I learned if there’s something you have to eat on Dia de los Muertos it’s Pan de Muerto, a traditional sweet pastry that has the texture of a donut with the shape of a bun with bones criss-crossing it. The ones at Rosewood San Miguel de Allende are subtly orange flavored, and I promise start your day right.
The energy of San Miguel on this occasion is different from other days, and I’m sure the ofrendas (offerings) have something to do with it. Instead of being sad memorials to people who were and still are loved, they are joyous celebrations of the things they loved most in life, and comprise not just photos and flowers but the person’s favorite foods (and drinks), tchotchkes and likenesses of them meticulously made out of corn, rice and other dried natural materials. The skill and artistry is spectacular.
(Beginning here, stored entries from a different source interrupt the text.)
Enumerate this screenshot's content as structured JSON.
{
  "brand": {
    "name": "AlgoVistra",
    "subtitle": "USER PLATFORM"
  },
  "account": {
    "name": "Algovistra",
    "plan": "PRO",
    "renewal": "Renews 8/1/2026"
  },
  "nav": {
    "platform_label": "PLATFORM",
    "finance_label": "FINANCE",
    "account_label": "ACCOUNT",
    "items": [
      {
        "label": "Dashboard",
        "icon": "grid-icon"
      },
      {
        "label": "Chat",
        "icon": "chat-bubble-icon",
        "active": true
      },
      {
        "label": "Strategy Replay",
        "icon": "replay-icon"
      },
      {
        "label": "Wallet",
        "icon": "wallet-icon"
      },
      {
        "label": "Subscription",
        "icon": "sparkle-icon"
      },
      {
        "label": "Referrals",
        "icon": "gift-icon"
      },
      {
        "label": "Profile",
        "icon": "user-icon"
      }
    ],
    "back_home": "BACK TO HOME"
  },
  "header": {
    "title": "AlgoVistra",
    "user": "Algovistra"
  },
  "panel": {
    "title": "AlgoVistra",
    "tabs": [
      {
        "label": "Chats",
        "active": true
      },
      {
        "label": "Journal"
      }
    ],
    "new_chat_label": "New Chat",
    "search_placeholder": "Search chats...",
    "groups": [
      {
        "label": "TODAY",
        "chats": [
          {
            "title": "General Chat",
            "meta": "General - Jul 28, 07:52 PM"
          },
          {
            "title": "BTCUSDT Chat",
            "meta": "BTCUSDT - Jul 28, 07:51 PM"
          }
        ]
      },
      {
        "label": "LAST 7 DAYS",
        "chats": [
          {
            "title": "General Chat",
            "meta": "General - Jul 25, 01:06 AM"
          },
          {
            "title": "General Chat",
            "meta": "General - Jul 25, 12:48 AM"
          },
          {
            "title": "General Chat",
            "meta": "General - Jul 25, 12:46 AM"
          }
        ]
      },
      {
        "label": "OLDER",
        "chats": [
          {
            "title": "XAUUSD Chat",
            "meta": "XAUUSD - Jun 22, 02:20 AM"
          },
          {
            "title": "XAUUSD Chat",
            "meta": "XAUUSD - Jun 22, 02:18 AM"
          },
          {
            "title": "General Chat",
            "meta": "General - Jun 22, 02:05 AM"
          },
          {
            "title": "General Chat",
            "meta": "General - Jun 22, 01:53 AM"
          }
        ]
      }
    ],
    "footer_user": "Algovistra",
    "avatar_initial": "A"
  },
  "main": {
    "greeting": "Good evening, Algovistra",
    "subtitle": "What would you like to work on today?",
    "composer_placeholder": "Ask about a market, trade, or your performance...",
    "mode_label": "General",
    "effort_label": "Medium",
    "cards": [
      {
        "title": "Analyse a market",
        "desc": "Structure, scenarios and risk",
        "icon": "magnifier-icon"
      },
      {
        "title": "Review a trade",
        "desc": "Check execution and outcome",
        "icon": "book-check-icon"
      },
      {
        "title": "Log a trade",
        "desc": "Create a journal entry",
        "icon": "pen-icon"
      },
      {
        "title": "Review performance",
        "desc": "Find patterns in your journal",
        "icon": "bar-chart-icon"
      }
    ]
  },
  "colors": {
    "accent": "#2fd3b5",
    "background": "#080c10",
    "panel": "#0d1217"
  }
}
Sunset in San Miguel is the time to gather on the roof of Rosewood, at Luna, which has the hands-down best view of that setting ball of fire over the more-than-mile-high city and mountains in the distance. Annually, on Nov. 1, the rooftop transforms into an array of ofrendas and food stations serving the area’s most mouthwatering cuisine. I am not ashamed to admit I had five tacos — and churros. The mezcal ensures it all goes down easy. Skeletons have an appetite!
The Catrinas makeup appeals to anyone with a love for dressing up, which every person in Hollywood should honestly be into. Mine took an hour, and while I loved it so much, the most fun is being just one of many Catrinas on the streets, and admiring all the other spooky-glam visages. There is so much creativity on display it’s stunning.
This is no half-assed costume party — the Catrinas who come out on Dia de los Muertos for the parties and massive (and growing every year) parade are seriously chic, with outfits that clearly took thought and plenty of planning. I’m already brainstorming my own sophomore effort for next year so I might even have a chance of winning the Luna dinner Catrina contest, which along with the Spectre–like parade is one of the real reasons to go above and beyond.